Problem/Motivation
It is impossible to convert condition('name', db_like($name), 'LIKE') in user_is_blocked. This curious construct (LIKE without wildcards) has replaced LOWER(name) = $name in #279851: Replace LOWER() with db_select() and LIKE() where possible. entityQuery does not mention case sensitivity and insensitivity.
Proposed resolution
What = means in DBTNG is not clarified anywhere. Neither is the above usage of LIKE. So,
- On
db_likewe documentLIKEbeing used as the case insensitive = operator. And add the (MySQL-specific)LIKE BINARYto the system. - Then we document on
QueryInterface::conditionthat the meaning of=depends on the field being binary or not. - Because the fields/properties in schema can be marked
BINARYbut there is no TypedData equivalent, add aBinaryStringItem. - Change file_managed.uri to use this. There's no other binary entity propery.

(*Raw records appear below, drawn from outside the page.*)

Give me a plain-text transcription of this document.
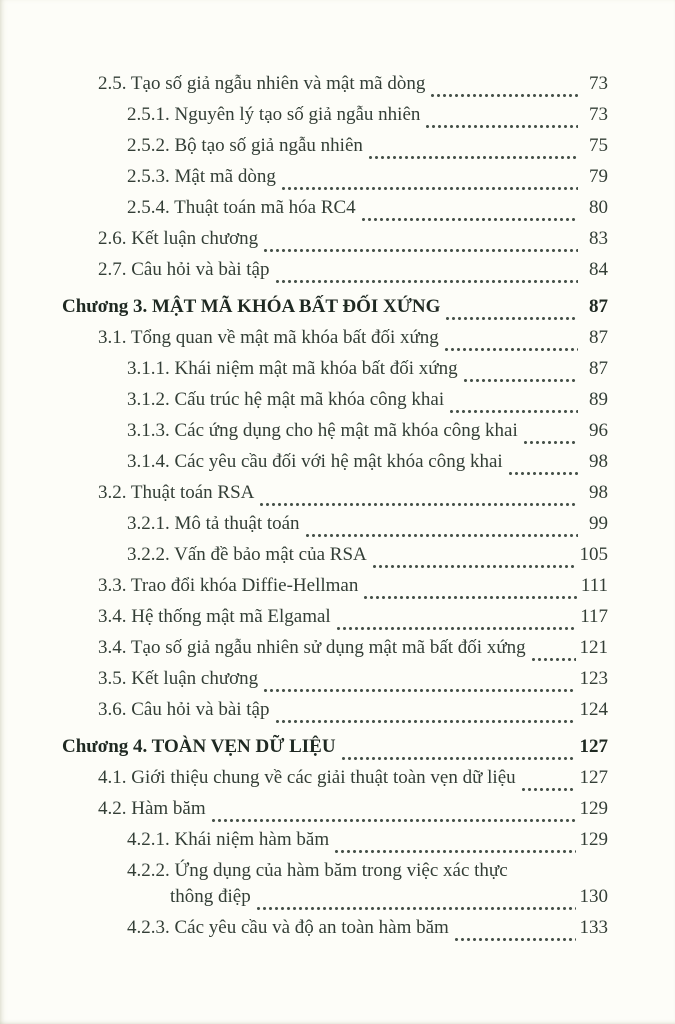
2.5. Tạo số giả ngẫu nhiên và mật mã dòng	73
2.5.1. Nguyên lý tạo số giả ngẫu nhiên	73
2.5.2. Bộ tạo số giả ngẫu nhiên	75
2.5.3. Mật mã dòng	79
2.5.4. Thuật toán mã hóa RC4	80
2.6. Kết luận chương	83
2.7. Câu hỏi và bài tập	84
Chương 3. MẬT MÃ KHÓA BẤT ĐỐI XỨNG	87
3.1. Tổng quan về mật mã khóa bất đối xứng	87
3.1.1. Khái niệm mật mã khóa bất đối xứng	87
3.1.2. Cấu trúc hệ mật mã khóa công khai	89
3.1.3. Các ứng dụng cho hệ mật mã khóa công khai	96
3.1.4. Các yêu cầu đối với hệ mật khóa công khai	98
3.2. Thuật toán RSA	98
3.2.1. Mô tả thuật toán	99
3.2.2. Vấn đề bảo mật của RSA	105
3.3. Trao đổi khóa Diffie-Hellman	111
3.4. Hệ thống mật mã Elgamal	117
3.4. Tạo số giả ngẫu nhiên sử dụng mật mã bất đối xứng	121
3.5. Kết luận chương	123
3.6. Câu hỏi và bài tập	124
Chương 4. TOÀN VẸN DỮ LIỆU	127
4.1. Giới thiệu chung về các giải thuật toàn vẹn dữ liệu	127
4.2. Hàm băm	129
4.2.1. Khái niệm hàm băm	129
4.2.2. Ứng dụng của hàm băm trong việc xác thực
thông điệp	130
4.2.3. Các yêu cầu và độ an toàn hàm băm	133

- Add a setting to the configurable text fields whether they are binary or not.
Remaining tasks
Do it.
User interface changes
None.
API changes
For MySQL users, there will be no changes, because MySQL is already doing case insensitive comparison for every non-binary field and sensitive comparison for binaries. We are merely documenting and clarifying this.
Related Issues
#279851: Replace LOWER() with db_select() and LIKE() where possible
#2073425: Make PostgreSQL conform to MySQL and use a case insensitive collation by default
Note that this is major because username comparison not being clear is a borderline security issue.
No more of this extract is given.